My mother continued to look at the top of the doorway with a look she would no doubt have described as “out into space.” She was thinking about my father and their early life together, it seemed obvious, and she was smiling. It would seem natural for a woman whose husband had left her with a small “special needs” child to resent that man and harbor unpleasant feelings for him. Mother appeared instead to have clung tightly to her regard for my father and was apparently trying to convince Ms. Washburn, if not both of us, that he was actually a man driven to what he’d done by his strong desire to help his family, which seemed unlikely.
“He never got into anything with the police, Samuel,” she said with a slight hint of rebuke in her voice. “I told you that.”
“You told me he hadn’t gone to jail,” I corrected. “That didn’t mean he’d never been arrested or charged with a crime. I wanted to make the point clear.”
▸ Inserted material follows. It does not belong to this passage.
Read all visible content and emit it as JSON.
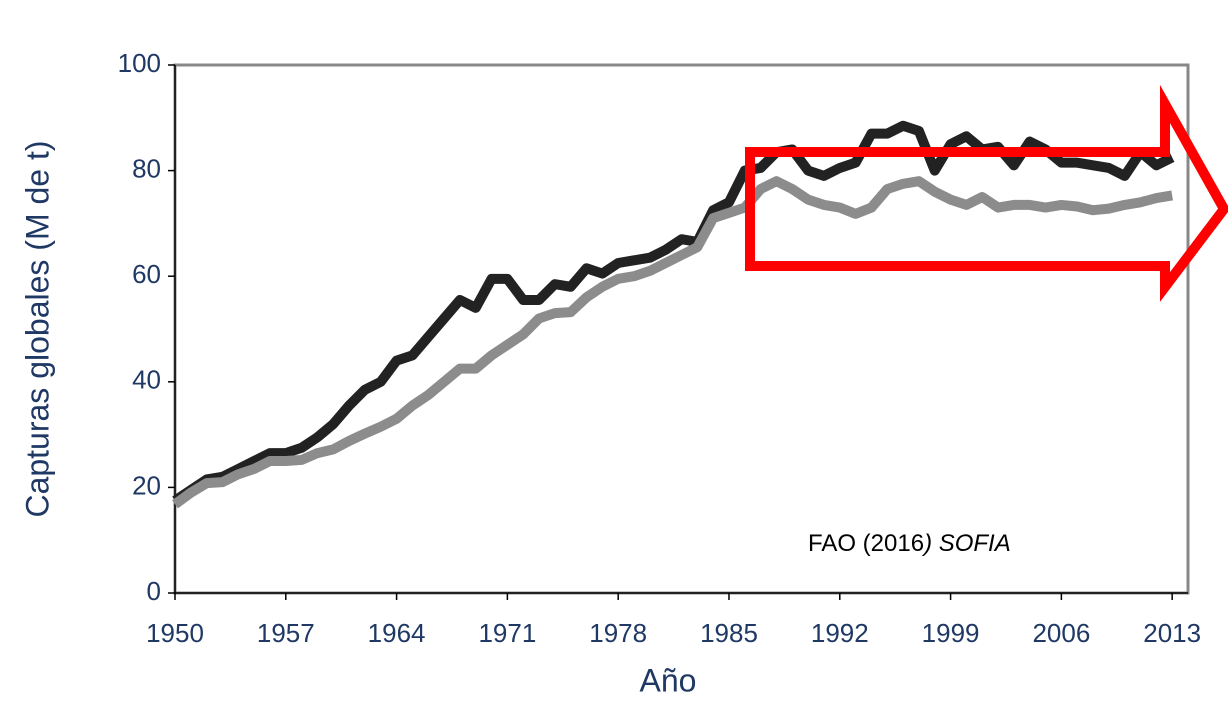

“You made it clear,” she replied with a tone I could not identify. Then Mother said to Ms. Washburn, “Reuben was so anxious to be successful, so much in a hurry to show me I was right to believe in him, that he rushed into things without thinking sometimes. Once he was going to start a company with a friend of his to film people’s weddings just at the time video was starting but was expensive. Reuben just didn’t want to wait for the price to come down. He thought he could convince people film was better.”
It occurred to me that my father had impulse control issues but I decided saying that would be counterproductive in this conversation. Mother was trying strenuously to paint a positive portrait of my father. If I were to illuminate his faults, she would spend more time contradicting me than giving Ms. Washburn information that might eventually become useful. I resolved not to ask another question nor to make another comment and to give Ms. Washburn the lead. She does well under such circumstances.
“Does he have any relatives, Vivian?” Ms. Washburn asked. “Someone he might have been in contact with all these years?”
Mother shook her head. “When he left and I didn’t hear from him for such a long time, I tried calling his brother, who was the only one left. Arthur lived in Chicago in those days, and he said he hadn’t heard from Reuben either. He promised to get in touch if Reuben called or wrote, but he never did.”
I had never known I had an uncle named Arthur in Chicago, but my plan remained the same. I listened.
“Was he close to his brother?” Ms. Washburn asked.
“No. Arthur was a lot older; he’d be close to eighty now. But they sort of grew up in two different families. Arthur is really Reuben’s half brother. Their father divorced Arthur’s mother and married Reuben’s three years before Reuben was born. I never met either of his parents or his stepmother.”
Ms. Washburn’s tone became gentler, indicating she knew she was approaching a sensitive subject and wanted to be sure she said nothing to upset Mother. I felt my hands, under the table now that I had finished my turkey sandwich, ball into fists at the thought that this could be difficult. I do not respond well to emotional scenes.
“Vivian, Samuel told me some of what he read in Reuben’s letter to you. A couple of times he says this might be the last time you hear from him. Do you know why that would be?”
Mother looked at me quickly, then at Ms. Washburn. Her face showed some stress at the corners of her eyes and mouth. “Isn’t it obvious?” she asked. “Clearly, Reuben is dying.”